Impact investment hits $1.1 billion in India on back of maturing market

28 September 2017 5 min. read

Investment of equity into profit and socially focused enterprise in India topped $1.1 billion in 2016, according to a new report. Investors are becoming more confident as social enterprises mature, having witnessed a relatively healthy 10% median margin for exits between 2010 and 2015. Investment is, meanwhile, projected to grow considerably up to 2025, on the back of increased interest from philanthropists and social entrepreneurs.

In a new report from McKinsey & Company, titled ‘Impact investing: Purpose-driven finance finds its place in India’, the financial landscape of India has been shown as a test bed for impact investment, largely due to its emerging statutes, a large and diverse population, and extensive social and environmental needs. However, despite economic development, deep social divides remain, with around 22% of the population still living below the poverty line, and around 500 million lacking secondary educations skills and training. Due to the sheer size of India’s population, even a minority proves colossal, so while over 1.3 billion people presently live in the nation, 300 million live without access to electricity. This presents businesses with a host of expansion opportunities, with companies vying to invest in key services for a modest profit.

Profit as the only bottom line may take a back seat, however, as wider social and environmental issues become increasingly important to people, societies and entrepreneurs. One type of enterprise structure that aims to merge positive social and environmental outcomes and profit, is the social enterprise. By reinvesting profit into growth and social impact, impact investing by social enterprises seeks to address key social and economic issues.

Impact investment hit $1.1 billion

Impact investment into Indian projects has seen ups and downs in recent years, although Compound Annual Growth Revenue (CAGR) stood at 14% between 2010 and 2016. The last two years have seen the highest level of investment, at $1 billion and $1.1 billion respectively.

In total, $5.2 billion has been invested into 485 projects since 2010, with 2016 noted as the year with the highest average invested amount, at $17.6 million – up from $14.3 million the previous year. The investment type has, according to the firm, been boosted by the activity of a variety of investors, some more out to create impact while others seeking to diversify their portfolios into more social and environmentally friendly project types.

Volume of investment

In terms of deals by volume, interest has shifted in recent years, largely away from financial inclusion projects to a more diverse offering, including increases in education projects, agriculture projects and healthcare related projects.

Investment in clean energy saw declines, following delays in tax incentives for deployment – although investment is projected to increase since their introduction. While the value of projects across the various sectors more generally has increased, in part from increased business maturity in the various segments, the proven track record for profitable social enterprises; and sector experience and cross investment sector engagement with projects.

Impact investment returns

The median investment return on 48 equity exits between 2010 and 2015 shows a median investment return of 10% on an average investment of $2.1 million. Large differences were noted between top and bottom terciles, with the lowest performers generating returns of between -48% and 2% on their investments, while top tercile projects were able to generate returns of between 18% and 153%. Overall, the top third of deals was able to garner returns of 34%.

Renewable returns

Investment returns from social enterprises tend to favour renewable energy and financial services organisations, although this reflects their relative maturity in part. Holding period was relatively uncorrelated with eventual returns on exit.

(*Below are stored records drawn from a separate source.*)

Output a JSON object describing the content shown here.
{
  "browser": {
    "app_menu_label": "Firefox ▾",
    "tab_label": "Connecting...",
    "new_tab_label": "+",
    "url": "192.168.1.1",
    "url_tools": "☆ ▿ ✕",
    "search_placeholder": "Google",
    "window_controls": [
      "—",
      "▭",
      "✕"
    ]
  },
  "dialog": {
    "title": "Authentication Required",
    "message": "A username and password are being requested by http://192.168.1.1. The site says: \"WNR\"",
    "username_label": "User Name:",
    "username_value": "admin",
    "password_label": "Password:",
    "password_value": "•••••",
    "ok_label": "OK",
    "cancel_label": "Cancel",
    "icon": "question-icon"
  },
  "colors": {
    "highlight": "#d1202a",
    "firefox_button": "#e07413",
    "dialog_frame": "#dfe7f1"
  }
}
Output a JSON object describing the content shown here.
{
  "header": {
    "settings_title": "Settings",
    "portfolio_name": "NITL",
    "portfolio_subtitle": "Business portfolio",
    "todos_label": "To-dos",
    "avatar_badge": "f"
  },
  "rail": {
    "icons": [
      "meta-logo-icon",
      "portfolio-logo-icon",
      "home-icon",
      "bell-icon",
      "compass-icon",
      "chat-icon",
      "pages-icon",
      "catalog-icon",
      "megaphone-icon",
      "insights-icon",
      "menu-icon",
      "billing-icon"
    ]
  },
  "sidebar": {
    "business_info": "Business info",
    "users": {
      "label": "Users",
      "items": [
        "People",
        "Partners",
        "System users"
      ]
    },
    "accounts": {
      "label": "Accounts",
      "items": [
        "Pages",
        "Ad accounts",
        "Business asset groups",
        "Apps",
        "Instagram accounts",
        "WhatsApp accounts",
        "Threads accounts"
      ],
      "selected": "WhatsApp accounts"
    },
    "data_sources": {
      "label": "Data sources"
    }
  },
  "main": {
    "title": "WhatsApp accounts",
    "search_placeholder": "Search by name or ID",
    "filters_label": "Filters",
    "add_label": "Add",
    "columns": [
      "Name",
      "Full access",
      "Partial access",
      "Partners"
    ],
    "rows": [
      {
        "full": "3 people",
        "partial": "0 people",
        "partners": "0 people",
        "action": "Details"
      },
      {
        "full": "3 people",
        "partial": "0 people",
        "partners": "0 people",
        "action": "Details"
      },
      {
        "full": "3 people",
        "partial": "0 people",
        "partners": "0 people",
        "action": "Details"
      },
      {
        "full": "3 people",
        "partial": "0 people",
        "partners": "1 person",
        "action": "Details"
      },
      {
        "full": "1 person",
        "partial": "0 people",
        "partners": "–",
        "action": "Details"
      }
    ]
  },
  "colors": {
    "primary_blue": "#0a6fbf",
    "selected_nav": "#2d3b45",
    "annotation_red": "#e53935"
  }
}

India has gone through considerable changes over the past two years. The country’s emissions profile has improved significantly following the cancellation of coal plants not currently under construction. The change of direction has significantly lowered the country’s projected output by 2030. The country now almost scores medium on the CAT, while falling below the min 2020 pledge.

Growth of social enterprise investment

The relative size of India in terms of population, coupled with its fast-growing economy and focus on improved well-being, means that social enterprises will play a key part in the wider entrepreneurial ecosystem in the country. According to the consulting firm, social enterprise investment has the potential to see double digit growth, up from $1.1 billion last year to between $2.5-3 billion by 2020, which, coupled with 20-25% CAGR growth to 2025, could see impact investment hit between $6-8 billion.

Microfinance and clean energy lead the growth charge, followed closely by healthcare. Education takes a relative backseat at 7-9%. The new mindset of young people, with focus on risk, impact and returns, should see considerable funds made available to social enterprises across India, and the globe.